Economia: commercio equo solidale, illustrata la proposta di legge
L’atto al vaglio della seconda commissione presieduta da Brenda Barnini (Pd). “Riferimento al registro nazionale equo garantito”, “orientamento a semplificazione, concretezza operativa, maggior praticità e facilità di attuazione”, le novità delle modifiche. Barnini: “Si richiede un cambiamento culturale e di mercato; quanto più c’è un’ibridazione tra i modelli di consumo standard e quelli etici tanto più la diffusione avviene in modo efficace”
Firenze- Sostegno e diffusione al commercio equo e solidale in Toscana. L’atto è stato illustrato questa mattina (mercoledì 1° luglio), in commissione Sviluppo economico, presieduta da Brenda Barnini (Pd).
“Questa legge – ha detto- ha una storia abbastanza lunga, iniziata nella scorsa legislatura con l’assessora Spinelli in collaborazione con l’assessore Marras”. “La Toscana nel 2005 fu la prima ad adottare una legge organica sul commercio equo e solidale ma parlare di questi temi forse era pioneristico, oggi, viviamo in un altro mondo dove l’attenzione al consumo e alla qualità dei prodotti è cresciuta, la legge va quindi adeguata ai tempi attuali”. “Occorre un testo – ha continuato – che detti regole precise sul territorio per dare anche un senso di vicinanza e sostegno al mondo che ruota attorno a questo tipo di commercio”. “Sulla scelta di portare avanti un atto a sé stante e non in relazione al Testo Unico del commercio, credo si debbano cercare le interazioni perché è un processo che richiede un cambiamento culturale e di mercato; per questo quanto più c’è un’ibridazione tra i modelli di consumo standard e quelli etici tanto più la diffusione avviene in modo efficace”.
La modifica della legge, adottata nel 2005 ma per buona parte rimasta inattuata, come è stato spiegato nell’illustrazione, si rende necessaria per sanare soprattutto due aspetti critici: la mancata copertura finanziaria e la mancata istituzione del registro regionale per l’individuazione dei soggetti beneficiari della filiera solidale, previsto per legge.
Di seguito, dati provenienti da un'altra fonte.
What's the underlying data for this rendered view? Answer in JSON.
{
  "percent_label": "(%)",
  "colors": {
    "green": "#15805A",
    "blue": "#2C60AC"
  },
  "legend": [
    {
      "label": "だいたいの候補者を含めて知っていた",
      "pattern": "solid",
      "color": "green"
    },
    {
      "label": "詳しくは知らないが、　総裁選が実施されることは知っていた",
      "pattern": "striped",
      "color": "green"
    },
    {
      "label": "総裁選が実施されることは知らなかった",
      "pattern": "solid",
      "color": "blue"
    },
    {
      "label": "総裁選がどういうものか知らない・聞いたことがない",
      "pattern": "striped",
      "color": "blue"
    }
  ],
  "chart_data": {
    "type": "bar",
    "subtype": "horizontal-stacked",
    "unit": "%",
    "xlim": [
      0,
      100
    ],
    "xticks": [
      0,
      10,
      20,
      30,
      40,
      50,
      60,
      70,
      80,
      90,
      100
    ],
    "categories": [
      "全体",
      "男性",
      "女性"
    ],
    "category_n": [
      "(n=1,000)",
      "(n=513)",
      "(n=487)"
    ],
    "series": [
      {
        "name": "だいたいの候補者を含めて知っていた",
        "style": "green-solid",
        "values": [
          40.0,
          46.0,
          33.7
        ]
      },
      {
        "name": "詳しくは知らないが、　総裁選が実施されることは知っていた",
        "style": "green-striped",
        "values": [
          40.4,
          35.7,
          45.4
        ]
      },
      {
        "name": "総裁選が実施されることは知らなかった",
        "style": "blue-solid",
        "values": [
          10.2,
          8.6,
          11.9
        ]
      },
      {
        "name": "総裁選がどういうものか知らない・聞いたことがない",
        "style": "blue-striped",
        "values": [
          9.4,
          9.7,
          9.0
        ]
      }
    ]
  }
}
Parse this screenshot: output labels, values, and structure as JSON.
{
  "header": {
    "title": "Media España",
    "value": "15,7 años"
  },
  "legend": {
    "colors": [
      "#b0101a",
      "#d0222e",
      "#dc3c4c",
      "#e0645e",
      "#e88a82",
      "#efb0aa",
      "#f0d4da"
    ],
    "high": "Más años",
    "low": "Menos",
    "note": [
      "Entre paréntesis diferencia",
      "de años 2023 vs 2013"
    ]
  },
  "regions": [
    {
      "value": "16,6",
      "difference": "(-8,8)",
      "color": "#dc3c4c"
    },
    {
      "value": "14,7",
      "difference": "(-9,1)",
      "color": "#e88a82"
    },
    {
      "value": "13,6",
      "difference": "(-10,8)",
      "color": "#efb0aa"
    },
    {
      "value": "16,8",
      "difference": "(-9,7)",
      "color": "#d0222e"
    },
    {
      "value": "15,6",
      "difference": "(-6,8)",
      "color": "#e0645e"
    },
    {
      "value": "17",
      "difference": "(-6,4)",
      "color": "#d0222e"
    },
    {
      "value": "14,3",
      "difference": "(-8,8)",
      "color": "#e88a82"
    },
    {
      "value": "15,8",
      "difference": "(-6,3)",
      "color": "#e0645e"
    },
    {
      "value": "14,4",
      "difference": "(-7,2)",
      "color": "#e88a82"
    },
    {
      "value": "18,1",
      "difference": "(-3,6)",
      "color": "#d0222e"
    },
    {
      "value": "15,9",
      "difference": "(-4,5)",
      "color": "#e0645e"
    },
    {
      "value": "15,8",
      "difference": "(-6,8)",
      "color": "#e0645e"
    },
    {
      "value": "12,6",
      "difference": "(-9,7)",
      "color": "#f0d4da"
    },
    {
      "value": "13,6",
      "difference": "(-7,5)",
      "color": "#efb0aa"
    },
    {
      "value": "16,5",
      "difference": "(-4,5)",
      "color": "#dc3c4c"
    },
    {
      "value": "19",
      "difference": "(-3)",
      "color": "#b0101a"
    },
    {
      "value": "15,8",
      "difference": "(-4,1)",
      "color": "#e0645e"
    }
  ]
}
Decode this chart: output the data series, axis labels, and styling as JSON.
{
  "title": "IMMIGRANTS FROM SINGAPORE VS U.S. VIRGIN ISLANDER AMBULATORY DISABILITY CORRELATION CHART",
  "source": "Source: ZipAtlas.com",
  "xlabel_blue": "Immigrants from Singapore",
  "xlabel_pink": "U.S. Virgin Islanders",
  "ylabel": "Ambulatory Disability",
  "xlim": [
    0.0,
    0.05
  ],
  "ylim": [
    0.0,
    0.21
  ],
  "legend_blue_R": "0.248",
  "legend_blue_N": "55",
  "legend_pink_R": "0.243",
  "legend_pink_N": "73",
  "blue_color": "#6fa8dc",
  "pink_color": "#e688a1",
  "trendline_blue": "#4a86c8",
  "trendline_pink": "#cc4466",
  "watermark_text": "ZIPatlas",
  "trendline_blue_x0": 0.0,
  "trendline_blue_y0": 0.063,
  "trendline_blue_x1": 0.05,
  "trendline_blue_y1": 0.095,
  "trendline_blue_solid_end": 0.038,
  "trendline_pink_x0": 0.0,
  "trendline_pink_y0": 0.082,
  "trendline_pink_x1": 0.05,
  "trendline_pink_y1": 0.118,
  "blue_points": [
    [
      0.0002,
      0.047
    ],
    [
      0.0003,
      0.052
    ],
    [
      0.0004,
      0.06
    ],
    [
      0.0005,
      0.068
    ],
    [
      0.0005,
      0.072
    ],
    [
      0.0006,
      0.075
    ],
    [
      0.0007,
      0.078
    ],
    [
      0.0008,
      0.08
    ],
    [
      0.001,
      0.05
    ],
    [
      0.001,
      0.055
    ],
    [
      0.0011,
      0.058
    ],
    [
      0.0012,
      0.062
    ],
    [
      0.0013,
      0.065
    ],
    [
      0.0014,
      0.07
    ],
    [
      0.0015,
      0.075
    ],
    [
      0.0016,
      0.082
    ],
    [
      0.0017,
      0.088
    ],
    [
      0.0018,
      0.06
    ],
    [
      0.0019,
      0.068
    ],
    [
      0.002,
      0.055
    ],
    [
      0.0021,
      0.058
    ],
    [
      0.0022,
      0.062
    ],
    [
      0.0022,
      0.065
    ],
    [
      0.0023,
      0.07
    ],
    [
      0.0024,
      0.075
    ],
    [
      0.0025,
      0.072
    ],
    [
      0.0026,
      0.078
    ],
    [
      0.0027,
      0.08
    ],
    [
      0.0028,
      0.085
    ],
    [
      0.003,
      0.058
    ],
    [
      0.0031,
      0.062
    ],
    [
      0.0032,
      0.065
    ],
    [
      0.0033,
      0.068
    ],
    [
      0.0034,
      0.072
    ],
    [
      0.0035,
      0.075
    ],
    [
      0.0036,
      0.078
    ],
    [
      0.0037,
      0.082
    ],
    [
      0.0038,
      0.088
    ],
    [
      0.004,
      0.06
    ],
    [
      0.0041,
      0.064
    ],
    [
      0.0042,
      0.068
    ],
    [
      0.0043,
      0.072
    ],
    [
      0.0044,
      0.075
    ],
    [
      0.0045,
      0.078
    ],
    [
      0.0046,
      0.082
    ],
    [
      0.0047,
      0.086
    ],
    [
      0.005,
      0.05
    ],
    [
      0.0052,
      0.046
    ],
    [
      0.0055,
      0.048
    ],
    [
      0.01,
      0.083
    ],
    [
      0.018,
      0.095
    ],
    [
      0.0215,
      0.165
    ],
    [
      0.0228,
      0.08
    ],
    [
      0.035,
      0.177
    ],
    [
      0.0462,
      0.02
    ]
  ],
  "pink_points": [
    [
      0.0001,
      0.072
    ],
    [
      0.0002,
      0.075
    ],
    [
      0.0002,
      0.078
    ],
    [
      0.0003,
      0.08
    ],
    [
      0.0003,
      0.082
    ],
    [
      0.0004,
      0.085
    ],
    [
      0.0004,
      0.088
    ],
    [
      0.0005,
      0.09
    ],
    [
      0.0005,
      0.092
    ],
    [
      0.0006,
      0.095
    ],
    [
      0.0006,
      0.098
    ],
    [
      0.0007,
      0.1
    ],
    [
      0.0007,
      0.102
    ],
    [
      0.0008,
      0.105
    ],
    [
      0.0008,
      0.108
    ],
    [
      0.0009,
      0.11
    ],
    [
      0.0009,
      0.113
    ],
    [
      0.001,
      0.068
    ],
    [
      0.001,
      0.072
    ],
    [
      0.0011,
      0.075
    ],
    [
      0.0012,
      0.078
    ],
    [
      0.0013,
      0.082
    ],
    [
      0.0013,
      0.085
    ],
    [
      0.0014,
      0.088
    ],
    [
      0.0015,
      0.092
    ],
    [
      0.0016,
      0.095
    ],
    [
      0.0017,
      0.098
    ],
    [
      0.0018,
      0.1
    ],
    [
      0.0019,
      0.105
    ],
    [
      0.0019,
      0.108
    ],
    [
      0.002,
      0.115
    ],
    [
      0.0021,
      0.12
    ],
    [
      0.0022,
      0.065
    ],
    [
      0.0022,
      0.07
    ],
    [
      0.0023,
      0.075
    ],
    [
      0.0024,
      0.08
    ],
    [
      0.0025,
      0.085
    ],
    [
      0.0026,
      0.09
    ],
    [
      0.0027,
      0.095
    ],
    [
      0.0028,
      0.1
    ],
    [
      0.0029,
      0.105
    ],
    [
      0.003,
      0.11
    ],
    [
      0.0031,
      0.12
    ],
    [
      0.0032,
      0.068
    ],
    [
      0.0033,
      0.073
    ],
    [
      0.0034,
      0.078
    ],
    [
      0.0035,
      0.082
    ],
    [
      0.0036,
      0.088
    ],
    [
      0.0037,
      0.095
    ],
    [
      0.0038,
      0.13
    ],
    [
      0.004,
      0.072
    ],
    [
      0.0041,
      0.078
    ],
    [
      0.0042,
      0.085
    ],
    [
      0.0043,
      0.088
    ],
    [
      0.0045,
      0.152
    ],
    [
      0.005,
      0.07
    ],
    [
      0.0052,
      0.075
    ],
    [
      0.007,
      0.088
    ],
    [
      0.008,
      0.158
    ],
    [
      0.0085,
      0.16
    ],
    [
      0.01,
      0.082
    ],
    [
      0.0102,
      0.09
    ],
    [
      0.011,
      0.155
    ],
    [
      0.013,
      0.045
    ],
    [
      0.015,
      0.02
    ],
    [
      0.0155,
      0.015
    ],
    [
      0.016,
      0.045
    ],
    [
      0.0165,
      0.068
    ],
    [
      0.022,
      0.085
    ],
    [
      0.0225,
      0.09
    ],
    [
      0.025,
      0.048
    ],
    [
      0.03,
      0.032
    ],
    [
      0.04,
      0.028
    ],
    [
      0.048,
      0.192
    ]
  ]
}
Le modifiche prevedono la riformulazione del testo, con l’eliminazione del regolamento di attuazione e l’orientamento a semplificazione, concretezza operativa e maggior praticità e facilità di attuazione della legge.
“Sull’individuazione dei soggetti del commercio equo e solidale si è abbandonata l’idea di un registro regionale, facendo riferimento all’iscrizione a quello nazionale equo garantito e al requisito di radicamento territoriale per le aziende con sede stabile e operatività in Toscana”. E ancora, “sono stati direttamente inseriti nella legge i criteri per l’individuazione dei prodotti del commercio equo e solidale, indicandoli come quelli realizzati, importati, acquistati, distribuiti e commercializzati, all’ingrosso o al dettaglio, dai soggetti del commercio equo e solidale”
Sugli strumenti di intervento, la proposta prevede la realizzazione di iniziative culturali, divulgative e di sensibilizzazione, anche nelle scuole legate al tema dei prodotti equo e solidali, per diffondere nei consumatori la conoscenza dei prodotti del commercio equo e solidale; la formazione per operatori e volontari e i contributi alle botteghe e ai soggetti economici per l’iscrizione al registro e la messa in opera di una giornata all’anno del commercio equo e solidale.
Per la verifica dei risultati raggiunti, è prevista una clausola valutativa che consente al Consiglio regionale, a cadenza biennale, di ricevere dalla Giunta una relazione contenente una serie di informazioni, come il numero e le caratteristiche dei soggetti del commercio equo e solidale; i dati sull’evoluzione del commercio equo e solidale in Toscana e le risorse destinate dalla Regione alle iniziative di sostegno alla sua diffusione, obiettivi perseguiti, azioni compiute.